He was part of a delegation that included private sector companies, like Google, as well as a boat load of diplomats and policy wonks. They were up against a solid wall of countries that wanted the International Telecommunications Union – a United Nations organization – to get into the business of regulating the Internet.

Despite promises that the conference wouldn't try to impose international oversight of Internet content or network infrastructure, WCIT turned into a fight over Internet governance. It pitted a handful of countries, including the U.S., that want to keep current freedoms intact, and most of the rest of the world's governments, which, for one reason or another, don't.

He was speaking on a all-star panel of WCIT participants at CES this afternoon. The group included Representative Bob Goodlatte, a Republican from Virgina, congressional staffers John Branscome and David Redl, Eric Loeb from AT&T and Google's Pablo Chavez. Earlier in the day, FCC chairman Julius Genachowski weighed in.

“I think we're seeing two dangerous trends coming together. We're seeing a censorship trend as countries around the world that don't believe in freedom recognize that open communications networks are a challenge to them,” Genachowski said. “We're seeing Internet providers outside of the U.S., including in Europe, that want to solve their business model problems by changing the Internet.”

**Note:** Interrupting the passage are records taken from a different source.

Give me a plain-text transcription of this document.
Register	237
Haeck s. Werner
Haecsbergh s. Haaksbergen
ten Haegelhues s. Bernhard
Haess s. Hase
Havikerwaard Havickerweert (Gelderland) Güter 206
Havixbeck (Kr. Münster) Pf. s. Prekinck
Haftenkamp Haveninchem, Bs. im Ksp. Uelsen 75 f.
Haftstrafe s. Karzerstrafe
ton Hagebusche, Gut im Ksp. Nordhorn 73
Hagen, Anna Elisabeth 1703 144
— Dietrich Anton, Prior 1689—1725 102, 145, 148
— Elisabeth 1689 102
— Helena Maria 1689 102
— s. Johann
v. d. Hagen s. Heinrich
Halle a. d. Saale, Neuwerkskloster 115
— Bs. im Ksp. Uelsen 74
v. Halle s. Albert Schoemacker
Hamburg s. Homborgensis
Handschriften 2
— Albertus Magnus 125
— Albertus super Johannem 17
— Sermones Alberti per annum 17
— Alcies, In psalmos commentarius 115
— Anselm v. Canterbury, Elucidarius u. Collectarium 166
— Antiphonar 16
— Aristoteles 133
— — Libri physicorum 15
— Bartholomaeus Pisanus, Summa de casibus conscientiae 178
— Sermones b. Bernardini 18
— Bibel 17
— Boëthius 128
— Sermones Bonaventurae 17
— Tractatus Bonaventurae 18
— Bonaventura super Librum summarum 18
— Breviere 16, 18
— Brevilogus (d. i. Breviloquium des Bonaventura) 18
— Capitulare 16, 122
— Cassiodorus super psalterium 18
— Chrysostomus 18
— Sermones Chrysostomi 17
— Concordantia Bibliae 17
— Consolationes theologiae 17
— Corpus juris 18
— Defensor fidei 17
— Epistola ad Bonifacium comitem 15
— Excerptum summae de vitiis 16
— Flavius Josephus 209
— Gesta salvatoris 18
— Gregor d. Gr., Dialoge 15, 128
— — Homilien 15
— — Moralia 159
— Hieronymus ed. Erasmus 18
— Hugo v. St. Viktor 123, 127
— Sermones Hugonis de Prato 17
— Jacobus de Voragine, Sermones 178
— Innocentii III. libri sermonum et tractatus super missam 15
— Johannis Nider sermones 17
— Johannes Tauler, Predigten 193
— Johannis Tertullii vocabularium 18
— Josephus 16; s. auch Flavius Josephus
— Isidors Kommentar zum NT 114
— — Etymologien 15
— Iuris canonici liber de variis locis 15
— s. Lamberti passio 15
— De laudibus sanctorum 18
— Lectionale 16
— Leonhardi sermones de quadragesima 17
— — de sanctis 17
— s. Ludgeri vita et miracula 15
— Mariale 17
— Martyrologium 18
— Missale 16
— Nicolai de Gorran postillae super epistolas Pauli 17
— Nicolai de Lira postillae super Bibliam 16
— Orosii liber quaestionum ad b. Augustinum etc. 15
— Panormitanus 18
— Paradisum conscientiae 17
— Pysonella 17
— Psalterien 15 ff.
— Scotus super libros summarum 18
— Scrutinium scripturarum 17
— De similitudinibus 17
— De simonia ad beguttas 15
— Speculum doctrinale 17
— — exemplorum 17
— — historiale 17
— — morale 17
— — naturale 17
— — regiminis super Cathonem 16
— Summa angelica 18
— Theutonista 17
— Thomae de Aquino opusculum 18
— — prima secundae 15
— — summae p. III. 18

That unholy alliance almost led to a near unanimous agreement to impose internationally sanctioned government control over Internet content and networks. A last minute overreach by the Iranian government pushed several dozen countries back in the unregulated camp.

They'll try again at the next major ITU treaty meeting, scheduled for October 2014 in South Korea. McDowell calls it a “constitutional convention of the ITU” that could result in a complete re-write of the international telecommunications regulatory structure, for good or ill. The panelists agreed that the battle will continue.

“We have to be in the room, even if we're outvoted,” concluded congressman Goodlatte. “Some people will learn the hard way, but eventually they will learn.”